Preceptorsʼ strategies for correcting residents in an ambulatory care medicine setting

Abstract
To understand the interactional strategies preceptors use as they relate to and occasionally correct interns in a general internal medicine teaching clinic. An observational, cohort study was carried out from May 1990 through May 1993 of the precepting conversations between 11 pairs of interns and faculty preceptors in the general internal medicine ambulatory care clinic of the Hospital of the University of Pennsylvania. All interactions were videotaped and transcribed. The interactions provided numerous examples of preceptors' correcting of interns. These were analyzed qualitatively by ethnographic and conversation-analytic methods. The strategies the preceptors used to correct the interns were complicated and quite indirect, and tended to minimize exposing the interns' errors. These strategies revealed the dilemmas inherent in being a preceptor and also the beliefs the preceptors brought to their task.
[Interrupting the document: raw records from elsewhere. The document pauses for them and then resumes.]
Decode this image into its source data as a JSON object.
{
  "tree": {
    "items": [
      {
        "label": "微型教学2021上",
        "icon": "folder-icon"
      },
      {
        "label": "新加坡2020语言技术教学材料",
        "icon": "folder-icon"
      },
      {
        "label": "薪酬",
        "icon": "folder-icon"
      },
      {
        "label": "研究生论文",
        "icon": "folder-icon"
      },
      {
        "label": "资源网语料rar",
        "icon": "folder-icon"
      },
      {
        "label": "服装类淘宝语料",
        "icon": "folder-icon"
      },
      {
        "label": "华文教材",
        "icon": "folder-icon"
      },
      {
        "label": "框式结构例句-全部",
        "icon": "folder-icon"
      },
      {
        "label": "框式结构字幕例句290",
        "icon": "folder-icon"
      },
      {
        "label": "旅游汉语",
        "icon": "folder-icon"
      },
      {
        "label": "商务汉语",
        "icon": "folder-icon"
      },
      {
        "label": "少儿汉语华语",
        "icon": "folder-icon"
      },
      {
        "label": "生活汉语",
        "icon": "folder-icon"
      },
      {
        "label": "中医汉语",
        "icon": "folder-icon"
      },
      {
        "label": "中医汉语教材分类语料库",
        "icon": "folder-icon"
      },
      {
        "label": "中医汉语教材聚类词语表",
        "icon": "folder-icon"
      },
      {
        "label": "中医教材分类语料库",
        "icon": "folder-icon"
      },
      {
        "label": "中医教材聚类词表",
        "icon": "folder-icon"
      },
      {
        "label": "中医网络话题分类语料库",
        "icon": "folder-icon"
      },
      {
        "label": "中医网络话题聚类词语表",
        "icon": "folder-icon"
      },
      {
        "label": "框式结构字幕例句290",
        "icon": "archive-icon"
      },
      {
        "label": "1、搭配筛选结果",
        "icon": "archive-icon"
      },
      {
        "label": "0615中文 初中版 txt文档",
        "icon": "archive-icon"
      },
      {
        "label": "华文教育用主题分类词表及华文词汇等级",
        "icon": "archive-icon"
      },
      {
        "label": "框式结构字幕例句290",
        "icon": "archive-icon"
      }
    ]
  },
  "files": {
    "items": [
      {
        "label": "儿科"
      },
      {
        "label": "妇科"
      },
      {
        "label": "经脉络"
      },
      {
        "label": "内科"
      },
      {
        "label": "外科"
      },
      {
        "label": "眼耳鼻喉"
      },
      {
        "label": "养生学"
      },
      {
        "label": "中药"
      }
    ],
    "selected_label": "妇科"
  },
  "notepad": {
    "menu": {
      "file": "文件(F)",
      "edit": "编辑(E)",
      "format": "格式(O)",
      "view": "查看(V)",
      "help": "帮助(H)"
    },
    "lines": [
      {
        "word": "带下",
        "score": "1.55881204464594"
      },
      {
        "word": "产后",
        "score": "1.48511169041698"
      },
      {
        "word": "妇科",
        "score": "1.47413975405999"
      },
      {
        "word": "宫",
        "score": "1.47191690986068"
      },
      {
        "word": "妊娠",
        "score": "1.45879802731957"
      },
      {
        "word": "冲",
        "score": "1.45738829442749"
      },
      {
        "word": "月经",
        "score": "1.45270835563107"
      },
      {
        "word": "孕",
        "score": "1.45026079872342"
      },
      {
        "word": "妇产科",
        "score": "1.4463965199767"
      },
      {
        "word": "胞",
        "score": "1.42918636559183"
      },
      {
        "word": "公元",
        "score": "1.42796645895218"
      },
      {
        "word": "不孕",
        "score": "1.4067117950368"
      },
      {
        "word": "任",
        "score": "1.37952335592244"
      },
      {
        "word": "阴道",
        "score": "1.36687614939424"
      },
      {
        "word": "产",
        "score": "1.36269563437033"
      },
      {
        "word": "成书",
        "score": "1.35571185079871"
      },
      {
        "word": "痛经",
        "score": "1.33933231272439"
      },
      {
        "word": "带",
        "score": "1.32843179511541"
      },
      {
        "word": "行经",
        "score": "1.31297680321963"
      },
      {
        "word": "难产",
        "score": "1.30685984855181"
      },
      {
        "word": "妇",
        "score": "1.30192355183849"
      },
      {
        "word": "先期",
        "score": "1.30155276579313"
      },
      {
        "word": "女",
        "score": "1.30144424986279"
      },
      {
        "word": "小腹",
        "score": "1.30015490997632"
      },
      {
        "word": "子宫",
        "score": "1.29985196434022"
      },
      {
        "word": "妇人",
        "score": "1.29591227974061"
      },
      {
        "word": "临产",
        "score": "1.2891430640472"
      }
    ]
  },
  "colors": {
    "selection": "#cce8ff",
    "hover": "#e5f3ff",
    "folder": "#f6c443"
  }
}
The preceptors' strategies demonstrated their high regard for maintaining the interns' self-esteem and sense of responsibility, as well as the preceptors' willingness to forego, at least for the moment, correctional strategies that might have been more explicit and direct. The preceptors' general approach to correcting interns was consistent with pedagogic norms favoring discovery learning and with societal norms favoring egalitarianism and respect for individuals. This approach, however, may not be free of problems, and raises questions regarding the effects such strategies have upon the interns' capacity for accurate self-assessment, including the assessment of their own knowledge bases.